The Hummingbird #7

The Hummingbird

Bagian Ketujuh

 

wp-1469480535221.jpegSenja menggelora di ufuk cakrawala. Warna jingga di kaki langit bagian barat kian merona. Satu per satu lampu mulai dinyalakan. Desir angin yang berdisik diantara bangunan kuno itu semakin mencekam. Jalanan yang lengang seolah tahu betapa tidak seharusnya kesepian menjadi penguasa saat senja mulai datang. Kota ini begitu senyap, sunyi dan pulas. Perlahan keheningan memasung kerinduan untuk saling menyapa. Awan jingga yang berarak mulai tenggelam ditelan bumi.

Kesenyapan semakin bergejolak, menyiratkan kerinduan pada kenangan siang yang masih bersisa. Ada yang aneh dari kesunyian kota kecil ini. Seolah semua setuju untuk diam, layaknya kesepakatan diantara mereka, atau bahkan mungkin aturan langsung dari para tetua.
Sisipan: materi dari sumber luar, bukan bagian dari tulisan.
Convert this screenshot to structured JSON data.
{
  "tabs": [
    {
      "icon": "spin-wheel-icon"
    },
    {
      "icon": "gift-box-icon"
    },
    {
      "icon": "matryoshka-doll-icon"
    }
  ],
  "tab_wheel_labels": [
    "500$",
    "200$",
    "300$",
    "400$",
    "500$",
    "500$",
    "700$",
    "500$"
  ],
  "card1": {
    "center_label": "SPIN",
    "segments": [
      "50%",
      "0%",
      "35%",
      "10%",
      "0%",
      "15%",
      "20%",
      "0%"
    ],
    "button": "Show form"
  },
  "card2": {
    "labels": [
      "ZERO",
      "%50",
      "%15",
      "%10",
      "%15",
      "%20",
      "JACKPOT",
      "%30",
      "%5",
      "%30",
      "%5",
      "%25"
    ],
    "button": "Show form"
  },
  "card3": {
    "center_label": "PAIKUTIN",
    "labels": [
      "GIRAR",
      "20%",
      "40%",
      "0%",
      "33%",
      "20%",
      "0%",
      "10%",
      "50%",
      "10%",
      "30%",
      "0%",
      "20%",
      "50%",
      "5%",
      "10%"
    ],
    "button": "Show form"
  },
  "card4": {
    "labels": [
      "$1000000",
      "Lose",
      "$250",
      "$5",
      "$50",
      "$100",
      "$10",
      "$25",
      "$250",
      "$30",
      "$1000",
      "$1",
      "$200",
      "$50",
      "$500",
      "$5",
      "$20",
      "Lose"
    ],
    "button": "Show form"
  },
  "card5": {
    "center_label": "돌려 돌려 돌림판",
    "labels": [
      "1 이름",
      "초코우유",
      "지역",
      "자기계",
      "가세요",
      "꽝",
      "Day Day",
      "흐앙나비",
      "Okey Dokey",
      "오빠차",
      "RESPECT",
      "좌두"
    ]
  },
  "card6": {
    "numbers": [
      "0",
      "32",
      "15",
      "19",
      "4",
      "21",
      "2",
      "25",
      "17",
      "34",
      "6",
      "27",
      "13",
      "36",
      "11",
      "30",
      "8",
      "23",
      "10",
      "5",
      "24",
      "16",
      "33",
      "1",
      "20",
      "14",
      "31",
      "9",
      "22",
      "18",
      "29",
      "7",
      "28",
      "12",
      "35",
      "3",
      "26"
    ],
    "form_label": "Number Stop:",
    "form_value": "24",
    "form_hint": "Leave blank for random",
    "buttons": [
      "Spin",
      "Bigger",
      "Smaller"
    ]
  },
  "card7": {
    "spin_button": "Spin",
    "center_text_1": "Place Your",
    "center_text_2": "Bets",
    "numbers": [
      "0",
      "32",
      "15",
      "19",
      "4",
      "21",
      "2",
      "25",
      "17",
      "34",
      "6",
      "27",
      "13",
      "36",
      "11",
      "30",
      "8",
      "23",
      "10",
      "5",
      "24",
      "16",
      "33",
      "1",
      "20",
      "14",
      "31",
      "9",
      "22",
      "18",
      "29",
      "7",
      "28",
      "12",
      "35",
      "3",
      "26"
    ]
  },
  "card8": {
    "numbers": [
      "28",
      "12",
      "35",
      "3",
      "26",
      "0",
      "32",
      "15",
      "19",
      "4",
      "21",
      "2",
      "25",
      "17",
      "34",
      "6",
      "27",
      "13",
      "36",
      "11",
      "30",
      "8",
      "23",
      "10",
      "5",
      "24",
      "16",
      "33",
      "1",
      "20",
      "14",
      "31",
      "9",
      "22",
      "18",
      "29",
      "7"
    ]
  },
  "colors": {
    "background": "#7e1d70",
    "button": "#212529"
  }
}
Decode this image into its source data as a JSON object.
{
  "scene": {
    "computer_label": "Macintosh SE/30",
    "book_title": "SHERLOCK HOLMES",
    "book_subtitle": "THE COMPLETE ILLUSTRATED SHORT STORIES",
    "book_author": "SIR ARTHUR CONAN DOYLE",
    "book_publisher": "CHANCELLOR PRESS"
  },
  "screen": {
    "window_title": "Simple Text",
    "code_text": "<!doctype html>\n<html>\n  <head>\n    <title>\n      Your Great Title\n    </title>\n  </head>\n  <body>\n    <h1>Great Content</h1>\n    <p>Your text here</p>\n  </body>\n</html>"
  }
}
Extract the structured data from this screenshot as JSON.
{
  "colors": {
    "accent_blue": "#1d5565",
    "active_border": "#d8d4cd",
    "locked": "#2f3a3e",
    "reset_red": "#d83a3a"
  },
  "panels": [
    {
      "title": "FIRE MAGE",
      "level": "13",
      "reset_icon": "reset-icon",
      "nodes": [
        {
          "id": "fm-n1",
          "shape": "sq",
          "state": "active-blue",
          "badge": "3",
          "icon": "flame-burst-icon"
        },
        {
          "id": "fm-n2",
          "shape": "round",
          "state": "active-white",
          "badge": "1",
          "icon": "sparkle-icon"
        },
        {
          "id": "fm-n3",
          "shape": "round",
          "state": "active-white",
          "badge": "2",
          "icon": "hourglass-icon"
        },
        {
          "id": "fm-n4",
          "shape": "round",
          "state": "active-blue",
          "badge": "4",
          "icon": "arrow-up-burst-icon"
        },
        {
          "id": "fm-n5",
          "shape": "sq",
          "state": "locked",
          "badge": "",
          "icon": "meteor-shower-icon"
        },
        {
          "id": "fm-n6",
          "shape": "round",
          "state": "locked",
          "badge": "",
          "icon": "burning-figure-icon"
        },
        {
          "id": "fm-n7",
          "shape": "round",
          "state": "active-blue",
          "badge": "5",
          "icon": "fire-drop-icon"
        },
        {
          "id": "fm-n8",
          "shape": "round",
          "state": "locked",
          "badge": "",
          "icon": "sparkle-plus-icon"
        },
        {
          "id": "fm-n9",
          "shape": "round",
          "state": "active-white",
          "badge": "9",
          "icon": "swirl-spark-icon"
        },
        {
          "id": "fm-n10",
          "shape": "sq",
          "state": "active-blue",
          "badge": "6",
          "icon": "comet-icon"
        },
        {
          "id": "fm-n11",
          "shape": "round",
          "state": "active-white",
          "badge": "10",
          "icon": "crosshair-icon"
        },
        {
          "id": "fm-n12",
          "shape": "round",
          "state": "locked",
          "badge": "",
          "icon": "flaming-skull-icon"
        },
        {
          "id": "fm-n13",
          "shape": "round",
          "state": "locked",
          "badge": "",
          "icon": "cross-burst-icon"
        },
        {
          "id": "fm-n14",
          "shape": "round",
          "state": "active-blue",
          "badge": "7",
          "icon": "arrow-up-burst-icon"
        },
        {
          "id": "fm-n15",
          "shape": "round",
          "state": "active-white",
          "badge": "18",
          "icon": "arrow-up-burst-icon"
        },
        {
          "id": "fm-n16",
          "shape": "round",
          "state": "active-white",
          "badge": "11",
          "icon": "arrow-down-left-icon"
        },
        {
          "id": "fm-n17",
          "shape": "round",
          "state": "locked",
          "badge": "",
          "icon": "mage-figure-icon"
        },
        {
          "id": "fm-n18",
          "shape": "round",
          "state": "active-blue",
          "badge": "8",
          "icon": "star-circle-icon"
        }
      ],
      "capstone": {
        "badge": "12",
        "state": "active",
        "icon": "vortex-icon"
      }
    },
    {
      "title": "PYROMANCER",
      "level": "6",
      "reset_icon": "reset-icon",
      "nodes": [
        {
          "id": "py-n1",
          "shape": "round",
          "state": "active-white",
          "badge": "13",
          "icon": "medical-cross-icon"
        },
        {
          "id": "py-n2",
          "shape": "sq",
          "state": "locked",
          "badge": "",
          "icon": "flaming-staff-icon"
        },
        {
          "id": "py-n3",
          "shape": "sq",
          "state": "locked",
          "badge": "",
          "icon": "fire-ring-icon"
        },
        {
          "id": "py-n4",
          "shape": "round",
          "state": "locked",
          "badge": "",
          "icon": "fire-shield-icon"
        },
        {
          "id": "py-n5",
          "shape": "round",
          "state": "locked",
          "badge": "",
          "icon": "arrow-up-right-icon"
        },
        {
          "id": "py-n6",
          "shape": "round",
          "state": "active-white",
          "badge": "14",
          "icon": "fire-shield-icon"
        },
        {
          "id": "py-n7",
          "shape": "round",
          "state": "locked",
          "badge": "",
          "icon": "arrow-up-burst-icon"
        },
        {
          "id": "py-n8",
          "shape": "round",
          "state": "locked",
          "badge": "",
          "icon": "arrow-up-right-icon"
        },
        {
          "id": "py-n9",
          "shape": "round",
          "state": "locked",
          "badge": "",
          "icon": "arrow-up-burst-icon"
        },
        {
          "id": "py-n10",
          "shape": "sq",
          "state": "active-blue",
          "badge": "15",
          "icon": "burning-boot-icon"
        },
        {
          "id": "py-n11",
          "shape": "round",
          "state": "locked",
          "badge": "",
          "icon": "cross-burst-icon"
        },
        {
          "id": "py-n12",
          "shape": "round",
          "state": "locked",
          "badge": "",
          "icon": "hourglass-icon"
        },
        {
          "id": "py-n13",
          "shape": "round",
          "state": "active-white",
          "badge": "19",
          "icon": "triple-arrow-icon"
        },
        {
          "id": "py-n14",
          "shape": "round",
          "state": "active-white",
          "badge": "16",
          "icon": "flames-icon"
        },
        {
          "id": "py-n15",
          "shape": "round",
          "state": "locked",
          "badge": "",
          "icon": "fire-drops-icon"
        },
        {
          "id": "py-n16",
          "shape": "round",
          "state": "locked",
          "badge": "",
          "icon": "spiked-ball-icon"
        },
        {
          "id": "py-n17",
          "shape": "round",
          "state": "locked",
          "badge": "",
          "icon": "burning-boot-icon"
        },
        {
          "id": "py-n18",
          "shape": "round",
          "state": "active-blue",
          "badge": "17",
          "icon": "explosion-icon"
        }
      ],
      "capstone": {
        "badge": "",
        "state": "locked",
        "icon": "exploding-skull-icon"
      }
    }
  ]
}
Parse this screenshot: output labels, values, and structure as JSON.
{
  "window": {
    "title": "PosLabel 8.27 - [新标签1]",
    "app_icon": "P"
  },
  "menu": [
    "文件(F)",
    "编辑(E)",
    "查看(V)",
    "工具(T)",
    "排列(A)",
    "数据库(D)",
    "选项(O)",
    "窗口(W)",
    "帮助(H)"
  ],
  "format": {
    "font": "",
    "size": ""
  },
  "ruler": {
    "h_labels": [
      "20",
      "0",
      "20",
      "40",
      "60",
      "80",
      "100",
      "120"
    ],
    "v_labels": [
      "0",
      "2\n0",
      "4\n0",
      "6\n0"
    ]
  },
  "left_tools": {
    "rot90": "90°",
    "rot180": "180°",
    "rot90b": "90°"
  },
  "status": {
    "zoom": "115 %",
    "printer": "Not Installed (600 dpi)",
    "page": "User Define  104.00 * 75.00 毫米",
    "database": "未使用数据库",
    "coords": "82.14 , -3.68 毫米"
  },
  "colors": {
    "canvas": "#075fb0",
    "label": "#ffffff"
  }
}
Kerinduan akan terang dan riuhnya hari bertaburan di sudut-sudut bangunan tua di kota kecil ini. Sisanya hanyalah senyuman, seolah kesedihan pantang untuk diperbincangkan. Mungkin orang-orang itu memang enggan untuk berbicara tentang kesedihan. Seolah mereka takut, jika sampai alpa dan berbicara tentang kesedihan, mulutnya akan mengatup untuk selamanya.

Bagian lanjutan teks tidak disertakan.